In the following, we will describe two further examples how the new MarVis-Suite tools support the exploratory analysis and context-related identification of data set features.

3.6 Pathway analysis of selected clusters identifies glucosinolates as JA-Ile-dependent metabolites with wt-constitutive intensity pattern

The prototype heatmap for the combined cross-omics data set (see Fig. 2) shows a number of other interesting intensity patterns. For example, cluster 10 contains features with a wt-constitutive pattern characterized by very small differences between the wt conditions and zero or very low average intensities for the mutant-associated conditions. For further analysis, the cluster was selected in MarVis-Cluster and only the associated features were imported and analyzed in MarVis-Pathway. Table 2C shows the results of marker and entry-based enrichment analysis. Interestingly, most of the top-ranked pathways are associated with glucosinolate biosynthesis (see mapping table in Supplementary material 5). Though, only a small number of features match entries in these pathways.

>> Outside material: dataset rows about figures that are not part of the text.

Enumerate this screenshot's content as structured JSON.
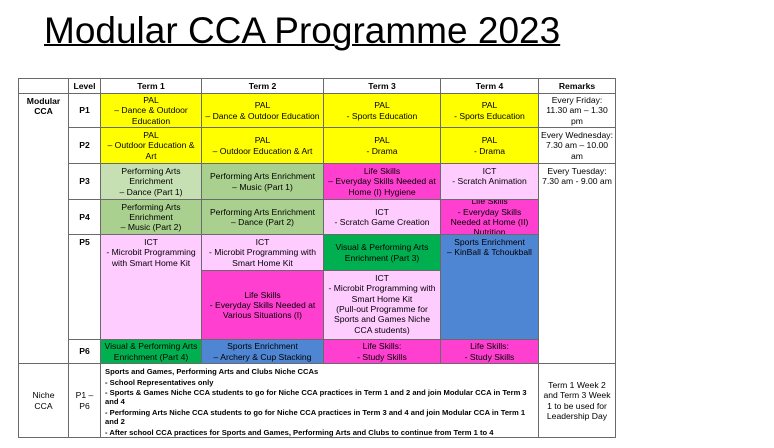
{
  "header": {
    "title": "Modular CCA Programme 2023"
  },
  "table": {
    "columns": [
      "Level",
      "Term 1",
      "Term 2",
      "Term 3",
      "Term 4",
      "Remarks"
    ],
    "cells": [
      {
        "lines": [
          "Modular",
          "CCA"
        ]
      },
      {
        "lines": [
          "P1"
        ]
      },
      {
        "lines": [
          "PAL",
          "– Dance & Outdoor Education"
        ]
      },
      {
        "lines": [
          "PAL",
          "– Dance & Outdoor Education"
        ]
      },
      {
        "lines": [
          "PAL",
          "- Sports Education"
        ]
      },
      {
        "lines": [
          "PAL",
          "- Sports Education"
        ]
      },
      {
        "lines": [
          "Every Friday:",
          "11.30 am – 1.30 pm"
        ]
      },
      {
        "lines": [
          "P2"
        ]
      },
      {
        "lines": [
          "PAL",
          "– Outdoor Education & Art"
        ]
      },
      {
        "lines": [
          "PAL",
          "– Outdoor Education & Art"
        ]
      },
      {
        "lines": [
          "PAL",
          "- Drama"
        ]
      },
      {
        "lines": [
          "PAL",
          "- Drama"
        ]
      },
      {
        "lines": [
          "Every Wednesday:",
          "7.30 am – 10.00 am"
        ]
      },
      {
        "lines": [
          "P3"
        ]
      },
      {
        "lines": [
          "Performing Arts Enrichment",
          "– Dance (Part 1)"
        ]
      },
      {
        "lines": [
          "Performing Arts Enrichment",
          "– Music (Part 1)"
        ]
      },
      {
        "lines": [
          "Life Skills",
          "– Everyday Skills Needed at Home (I) Hygiene"
        ]
      },
      {
        "lines": [
          "ICT",
          "- Scratch Animation"
        ]
      },
      {
        "lines": [
          "Every Tuesday:",
          "7.30 am - 9.00 am"
        ]
      },
      {
        "lines": [
          "P4"
        ]
      },
      {
        "lines": [
          "Performing Arts Enrichment",
          "– Music (Part 2)"
        ]
      },
      {
        "lines": [
          "Performing Arts Enrichment",
          "– Dance (Part 2)"
        ]
      },
      {
        "lines": [
          "ICT",
          "- Scratch Game Creation"
        ]
      },
      {
        "lines": [
          "Life Skills",
          "- Everyday Skills Needed at Home (II) Nutrition"
        ]
      },
      {
        "lines": [
          "P5"
        ]
      },
      {
        "lines": [
          "ICT",
          "- Microbit Programming with Smart Home Kit"
        ]
      },
      {
        "lines": [
          "ICT",
          "- Microbit Programming with Smart Home Kit"
        ]
      },
      {
        "lines": [
          "Life Skills",
          "- Everyday Skills Needed at Various Situations (I)"
        ]
      },
      {
        "lines": [
          "Visual & Performing Arts Enrichment (Part 3)"
        ]
      },
      {
        "lines": [
          "ICT",
          "- Microbit Programming with Smart Home Kit",
          "(Pull-out Programme for Sports and Games Niche CCA students)"
        ]
      },
      {
        "lines": [
          "Sports Enrichment",
          "– KinBall & Tchoukball"
        ]
      },
      {
        "lines": [
          "P6"
        ]
      },
      {
        "lines": [
          "Visual & Performing Arts Enrichment (Part 4)"
        ]
      },
      {
        "lines": [
          "Sports Enrichment",
          "– Archery & Cup Stacking"
        ]
      },
      {
        "lines": [
          "Life Skills:",
          "- Study Skills"
        ]
      },
      {
        "lines": [
          "Life Skills:",
          "- Study Skills"
        ]
      },
      {
        "lines": [
          "Niche",
          "CCA"
        ]
      },
      {
        "lines": [
          "P1 – P6"
        ]
      },
      {
        "lines": [
          "Sports and Games, Performing Arts and Clubs Niche CCAs",
          "- School Representatives only",
          "- Sports & Games Niche CCA students to go for Niche CCA practices in Term 1 and 2 and join Modular CCA in Term 3 and 4",
          "- Performing Arts Niche CCA students to go for Niche CCA practices in Term 3 and 4 and join Modular CCA in Term 1 and 2",
          "- After school CCA practices for Sports and Games, Performing Arts and Clubs to continue from Term 1 to 4"
        ]
      },
      {
        "lines": [
          "Term 1 Week 2 and Term 3 Week 1 to be used for Leadership Day"
        ]
      }
    ]
  }
}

3.7 Customized SNR ranking detects dde2-2-constitutive intensity profiles

In contrast to the wt-constitutive intensity pattern, the prototype heatmap (see Fig. 2) does not reveal intensity profiles with a dde2-2-constitutive pattern. However, there may be a small number of corresponding features hidden in one of the more prominent clusters. Therefore, the whole cross-omics data set was re-ranked in MarVis-Filter utilizing a signal-to-noise ratio with customized signal term (see Sect. 2.3), the difference between the minimum over the average intensities of the dde2-2-associated conditions 4–6 and the maximum over the average intensities of the wt-associated conditions 1–3. Interestingly, only two of the 2,809 filtered transcriptomics data set features, ambiguously associated with At1g53490 and At1g53480, could be found with a ratio greater than 2 (see expression profiles in Supplementary material 6). These two microarray spots show high expression levels for the dde2-2-associated conditions independent of the wounding and may be an interesting starting point for further studies on the dde2-2 mutant.

4 Concluding remarks

The MarVis-Suite combines a statistical framework with highly interactive interfaces for exploratory data analysis. Data sets from different omics platforms can be filtered, combined, clustered, and visualized. By means of the new MarVis-Pathway interface, filtered or selected data set features may be annotated in the context of organism-specific pathway databases or custom pathway/entry set definitions which represent expert knowledge. The signal-to-noise ratio allows the ranking and filtering of heterogeneous data sets within a common framework and can easily be customized for the search for particular intensity patterns. The framework allows many other options, including alternative ratios, e.g. the signal-to-level ratio, or moderation/shrinkage of the noise term (Smyth 2004; Allison et al. 2006). By means of the enrichment analysis, annotated pathways can be statistically evaluated based on different assumptions, e.g. independence of features, database entries, or samples. Additionally, MarVis-Pathway provides functions for the meta-analysis of pathway enrichment for multiple data sets. The tools were successfully applied in a cross-omics study on plant wounding. The integration of transcriptomics data significantly supported the analysis of the non-targeted metabolomics data sets. Additionally, proteomics data can be integrated for a more comprehensive analysis.